A Simulated Study of Emotional Labor During Patient Intake

A Simulated Study of Emotional Labor During Patient Intake

Wednesday, May 20, 2026 5:04 PM to 5:12 PM · 8 min. (America/New_York)
L506 - L507: Level L
Abstracts
Simulation

Information

Abstract Number
706
Background and Objectives
Maintaining high levels of patient centered service while balancing clinical tasks or decisions during patient intake in the Emergency Department (ED) can increase workload in the form of emotional labor (EL).
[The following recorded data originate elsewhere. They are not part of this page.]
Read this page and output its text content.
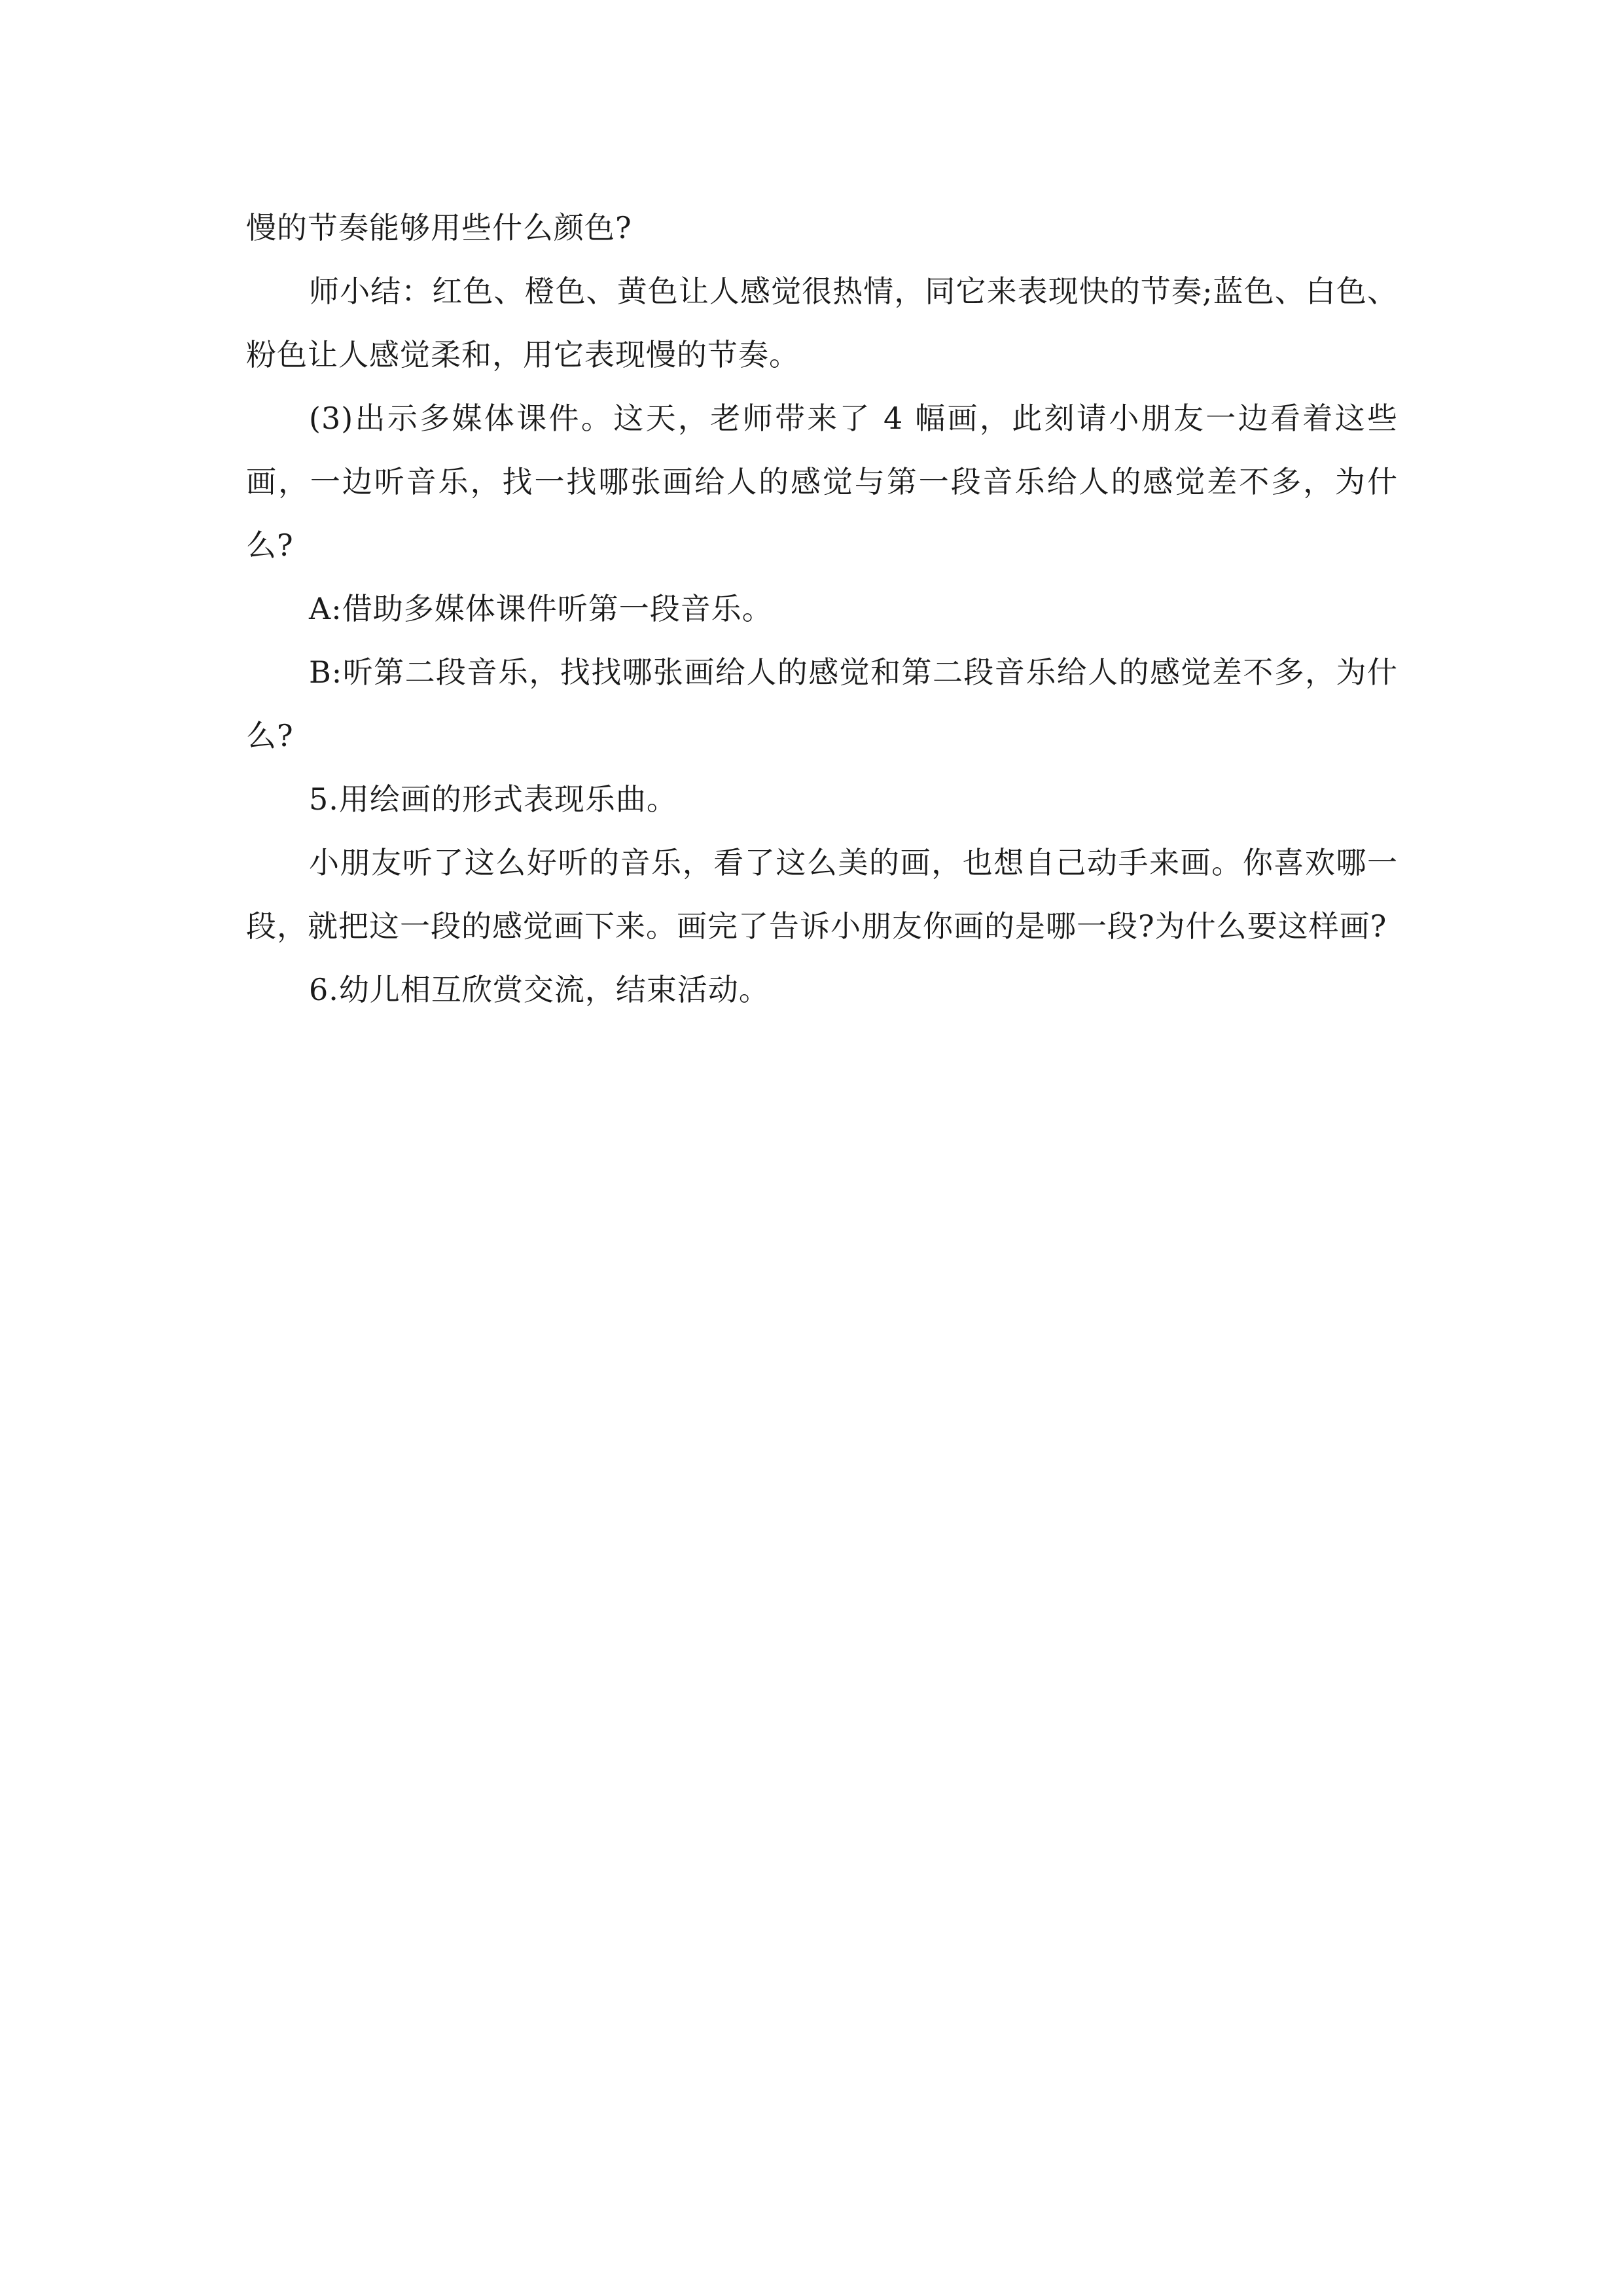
慢的节奏能够用些什么颜色?

师小结：红色、橙色、黄色让人感觉很热情，同它来表现快的节奏;蓝色、白色、粉色让人感觉柔和，用它表现慢的节奏。

(3)出示多媒体课件。这天，老师带来了 4 幅画，此刻请小朋友一边看着这些画，一边听音乐，找一找哪张画给人的感觉与第一段音乐给人的感觉差不多，为什么?

A:借助多媒体课件听第一段音乐。

B:听第二段音乐，找找哪张画给人的感觉和第二段音乐给人的感觉差不多，为什么?

5.用绘画的形式表现乐曲。

小朋友听了这么好听的音乐，看了这么美的画，也想自己动手来画。你喜欢哪一段，就把这一段的感觉画下来。画完了告诉小朋友你画的是哪一段?为什么要这样画?

6.幼儿相互欣赏交流，结束活动。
EL is the effort required to adhere to job role expectations such as speaking calmly while dealing with a high stress situation or with an angry patient. Strategies such as changing the way someone thinks about an event can mitigate EL, but more research is needed to better understand EL in the ED and strategies used to regulate EL. Our objective was to measure EL experienced and the impact on interpersonal and problem-solving performance during a simulated ED patient intake experience.
Methods
Undergraduate students from a large southeastern university participated in a hospital-based simulation playing the role of ED patient service representative. Participants were provided job role expectations including how to communicate professionally (e.g. smiling, speaking in a positive tone). Post simulation surveys measured stress, EL, and regulation strategies. Trained raters observed simulation videos and coded interpersonal performance. A problem-solving task about events during the simulation was completed. Pearson correlations and multiple regression analysis were used to test the relationship between EL, interpersonal communication, and problem-solving performance.
Results
75 participants completed the simulation task. Higher self-reported EL was related to worse problem solving performance (r = -.26, p < .05) but not related to communication performance. The use of more deep acting emotion regulation was related to lower heart rate (r = - .71), lower self-reported negative mood (B = -.43, p < .01), more positive mood (B = .18, P <. 05), and worse performance on the problem-solving task (B = -.21, P < .05). Positive mood was positively related to interpersonal performance (r = .33).
Conclusion
Results supported previous research linking mood to work behaviors. EL negatively impacted performance on a problem-solving task. Changing how you think about a situation reduced negative mood, increased positive mood, was associated with lower EL and improved problem-solving performance. Suppression of negative emotions resulted in higher EL than changing thoughts. ED teams can train to use more adaptive strategies to reduce negative aspects of EL.